Vers la la domination des cégeps anglos?
TVA Nouvelles
M. François Legault, Premier ministre
M. Simon Jolin-Barrette, Ministre responsable de la Langue française
Mme Danielle McCann, Ministre de l’Enseignement supérieur
Nous, professeur.e.s de cégep provenant de partout au Québec, vous interpellons afin que vous reconsidériez la pertinence d’étendre les clauses scolaires de la Charte de la Langue française au niveau collégial. Nous tenons pour acquis que l’avenir du français vous préoccupe au plus haut point, et c’est pourquoi nous ne ressentons pas le besoin de vous rappeler les statistiques alarmantes en la matière. En revanche, nous jugeons pertinent de mettre en exergue un élément fondamental qui n’a été que peu entendu dans le débat public : le régime actuel crée un réseau à deux vitesses qui vide les cégeps francophones de leurs meilleurs élèves et qui dévalorise les diplômes émis par ces établissements. Tel que conçu actuellement, le projet de loi 96 viendra amplifier cette réalité. Si Montréal en subira inévitablement les contrecoups les plus importants, c’est le réseau collégial francophone dans son intégralité qui sortira affaibli de la réforme que vous proposez.
D’entrée de jeu, il importe de souligner que le débat sur le « libre choix » est faussé, car dans les faits, seuls les élèves ayant une forte moyenne générale au secondaire ont réellement la liberté de fréquenter un cégep dans la langue de leur choix. En proposant de plafonner le nombre de places disponibles, le projet de loi 96, loin de freiner ce système à deux vitesses, ne fera qu'accentuer l'élitisation des cégeps anglophones puisque ces derniers devront resserrer encore davantage leurs critères de sélection. Paradoxalement, cette situation fait en sorte que plusieurs élèves ayant l’anglais comme langue maternelle se retrouvent exclus des établissements anglophones en raison de leurs moins bons résultats au secondaire.
Cette ségrégation scolaire a une incidence évidente sur la motivation et la persévérance scolaire. Chez bon nombre d’élèves admis dans un cégep francophone après avoir essuyé un refus dans un cégep anglophone s’installe la perception erronée voulant que leur formation soit d’une valeur moindre. Cette réalité est désormais bien ancrée dans la métropole, où la disproportion entre la fréquentation des collèges anglophones et le poids démographique des Québécois.e.s ayant l’anglais comme langue maternelle atteint un niveau très préoccupant. Ainsi, dans le secteur préuniversitaire à Montréal, les cégeps anglophones diplôment 52% des effectifs totaux alors que la proportion d’anglophones qui résident sur l’île de Montréal n’est que de 17%.
Les détracteurs de l’extension de la loi 101 affirment souvent qu’il est important d’apprendre l’anglais, particulièrement en cette ère de mondialisation.
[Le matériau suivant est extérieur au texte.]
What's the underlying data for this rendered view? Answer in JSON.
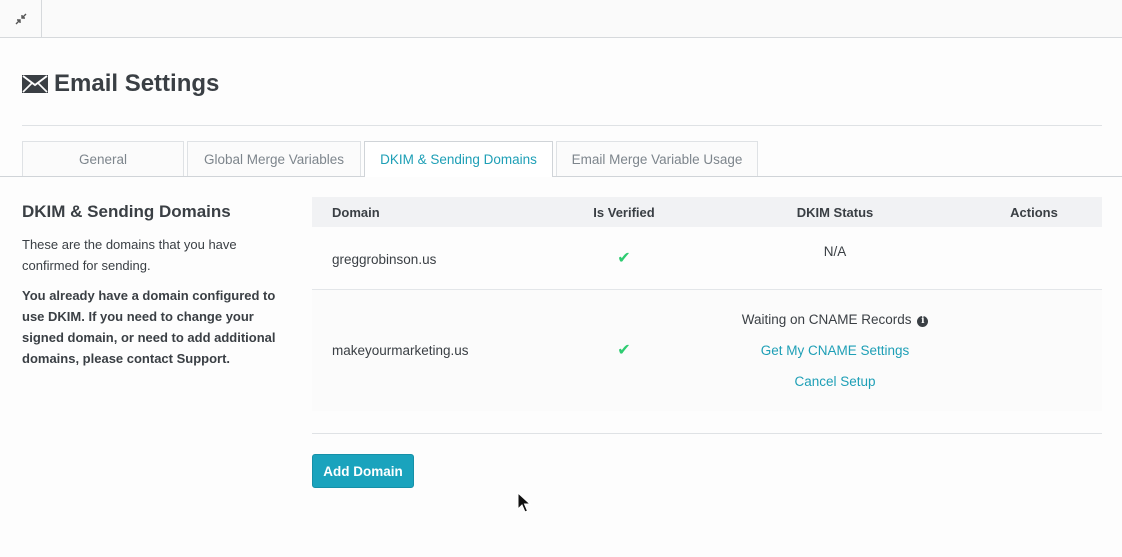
{
  "page": {
    "title": "Email Settings",
    "icon": "envelope-icon"
  },
  "topbar": {
    "collapse_icon": "collapse-arrows-icon"
  },
  "tabs": [
    {
      "label": "General",
      "active": false
    },
    {
      "label": "Global Merge Variables",
      "active": false
    },
    {
      "label": "DKIM & Sending Domains",
      "active": true
    },
    {
      "label": "Email Merge Variable Usage",
      "active": false
    }
  ],
  "left_panel": {
    "heading": "DKIM & Sending Domains",
    "description": "These are the domains that you have confirmed for sending.",
    "note": "You already have a domain configured to use DKIM. If you need to change your signed domain, or need to add additional domains, please contact Support."
  },
  "table": {
    "headers": {
      "domain": "Domain",
      "verified": "Is Verified",
      "dkim_status": "DKIM Status",
      "actions": "Actions"
    },
    "rows": [
      {
        "domain": "greggrobinson.us",
        "verified": true,
        "dkim_status": "N/A"
      },
      {
        "domain": "makeyourmarketing.us",
        "verified": true,
        "dkim_status": "Waiting on CNAME Records",
        "link_settings": "Get My CNAME Settings",
        "link_cancel": "Cancel Setup"
      }
    ]
  },
  "buttons": {
    "add_domain": "Add Domain"
  },
  "colors": {
    "accent": "#1e9fb6",
    "button": "#1aa3bd",
    "check": "#2ecc71",
    "text": "#3a3f44"
  }
}
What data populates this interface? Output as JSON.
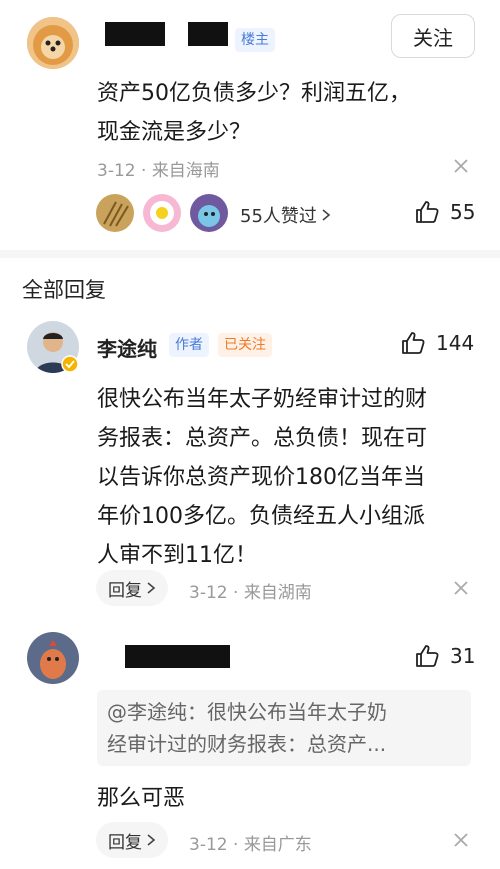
{
  "post": {
    "badge": "楼主",
    "follow_label": "关注",
    "text_line1": "资产50亿负债多少？利润五亿，",
    "text_line2": "现金流是多少？",
    "date": "3-12",
    "sep": "·",
    "location": "来自海南",
    "likers_summary": "55人赞过",
    "like_count": "55"
  },
  "section": {
    "title": "全部回复"
  },
  "reply1": {
    "username": "李途纯",
    "author_badge": "作者",
    "followed_badge": "已关注",
    "like_count": "144",
    "lines": [
      "很快公布当年太子奶经审计过的财",
      "务报表：总资产。总负债！现在可",
      "以告诉你总资产现价180亿当年当",
      "年价100多亿。负债经五人小组派",
      "人审不到11亿！"
    ],
    "reply_label": "回复",
    "date": "3-12",
    "sep": "·",
    "location": "来自湖南"
  },
  "reply2": {
    "like_count": "31",
    "quote_line1": "@李途纯：很快公布当年太子奶",
    "quote_line2": "经审计过的财务报表：总资产...",
    "text": "那么可恶",
    "reply_label": "回复",
    "date": "3-12",
    "sep": "·",
    "location": "来自广东"
  },
  "icons": {
    "like": "thumbs-up-icon",
    "close": "close-icon",
    "chevron": "chevron-right-icon",
    "verified": "verified-badge-icon"
  },
  "colors": {
    "blue_badge": "#4a7bd6",
    "orange_badge": "#f07a2a",
    "meta_gray": "#999999"
  }
}
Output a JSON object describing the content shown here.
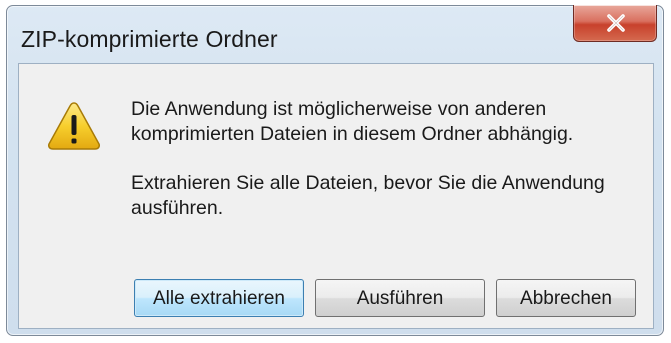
{
  "window": {
    "title": "ZIP-komprimierte Ordner",
    "close_glyph": "X"
  },
  "message": {
    "line1": "Die Anwendung ist möglicherweise von anderen komprimierten Dateien in diesem Ordner abhängig.",
    "line2": "Extrahieren Sie alle Dateien, bevor Sie die Anwendung ausführen."
  },
  "icon": {
    "name": "warning-icon",
    "color": "#f5c21b"
  },
  "buttons": {
    "extract_all": "Alle extrahieren",
    "run": "Ausführen",
    "cancel": "Abbrechen"
  }
}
C’est incontestable. Rappelons toutefois que l’apprentissage de l’anglais n’est en rien tributaire de la fréquentation d’un cégep anglophone, et que les élèves admis dans ces établissements ont déjà une excellente connaissance de la langue de Shakespeare. Loin d’empêcher les jeunes francophones de perfectionner leur connaissance de l’anglais, une telle mesure éviterait que la fréquentation des cégeps anglophones soit réservée à l’élite.
Plusieurs membres du gouvernement, à commencer par M. Simon Jolin-Barrette, ont assurément déjà fait valoir ces arguments. Dans l’intérêt supérieur du système d’éducation québécois et de la nation que vous représentez, il serait sage de les écouter.